2. The ultrasonic diagnostic apparatus according to claim 1, wherein said first reception system signal processing means interpolates, when pulse-compressing the plural pulses having different frequency components included in the reception signal, frequency components not included in the reception signal.

3. The ultrasonic diagnostic apparatus according to claim 1, further comprising:

second reception system signal processing means for separating the plural pulses having different frequency components included in the reception signal by bandpass filter processing, performing reception focusing processing on the respective pulses, and then, performing orthogonal detection by multiplying the frequency components of the plural pulses by local oscillation signals having corresponding center frequencies to generate baseband signals, and detecting frequency shifts in the plural pulses based on phase information of the baseband signals to generate a Doppler image signal.

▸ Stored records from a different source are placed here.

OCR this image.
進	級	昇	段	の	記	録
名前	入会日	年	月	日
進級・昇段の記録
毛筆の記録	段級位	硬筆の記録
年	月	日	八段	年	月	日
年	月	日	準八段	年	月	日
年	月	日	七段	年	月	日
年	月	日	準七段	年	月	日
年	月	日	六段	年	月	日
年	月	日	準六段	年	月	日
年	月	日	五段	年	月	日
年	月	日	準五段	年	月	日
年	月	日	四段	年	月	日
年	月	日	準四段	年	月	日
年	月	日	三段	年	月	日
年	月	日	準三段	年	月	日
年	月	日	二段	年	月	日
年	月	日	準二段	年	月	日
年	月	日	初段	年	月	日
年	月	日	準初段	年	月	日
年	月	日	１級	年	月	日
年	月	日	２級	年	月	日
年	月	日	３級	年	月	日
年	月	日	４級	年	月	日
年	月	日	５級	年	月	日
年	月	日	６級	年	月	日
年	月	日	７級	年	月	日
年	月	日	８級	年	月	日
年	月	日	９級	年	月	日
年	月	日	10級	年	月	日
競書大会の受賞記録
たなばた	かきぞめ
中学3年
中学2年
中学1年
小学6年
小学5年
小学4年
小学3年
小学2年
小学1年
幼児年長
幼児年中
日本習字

4. The ultrasonic diagnostic apparatus according to claim 2, further comprising :

5. The ultrasonic diagnostic apparatus according to claim 3, said second reception system signal processing means delays the baseband signals generated by orthogonal detection of the plural pulses, on which reception focusing processing have been performed, according to respective pulse intervals, and adding the baseband signals to one another.

6. The ultrasonic diagnostic apparatus according to claim 4, said second reception system signal processing means delays the baseband signals generated by orthogonal detection of the plural pulses, on which reception focusing processing have been performed, according to respective pulse intervals, and adding the baseband signals to one another.

7. The ultrasonic diagnostic apparatus according to claim 3, said second reception system signal processing means detects the frequency shifts between the plural pulses belonging to different frames based on phase information of the baseband signals generated by orthogonal detection of the plural pulses, on which reception focusing processing have been performed, in plural frames.

8. The ultrasonic diagnostic apparatus according to claim 4, said second reception system signal processing means detects the frequency shifts between the plural pulses belonging to different frames based on phase information of the baseband signals generated by orthogonal detection of the plural pulses, on which reception focusing processing have been performed, in plural frames.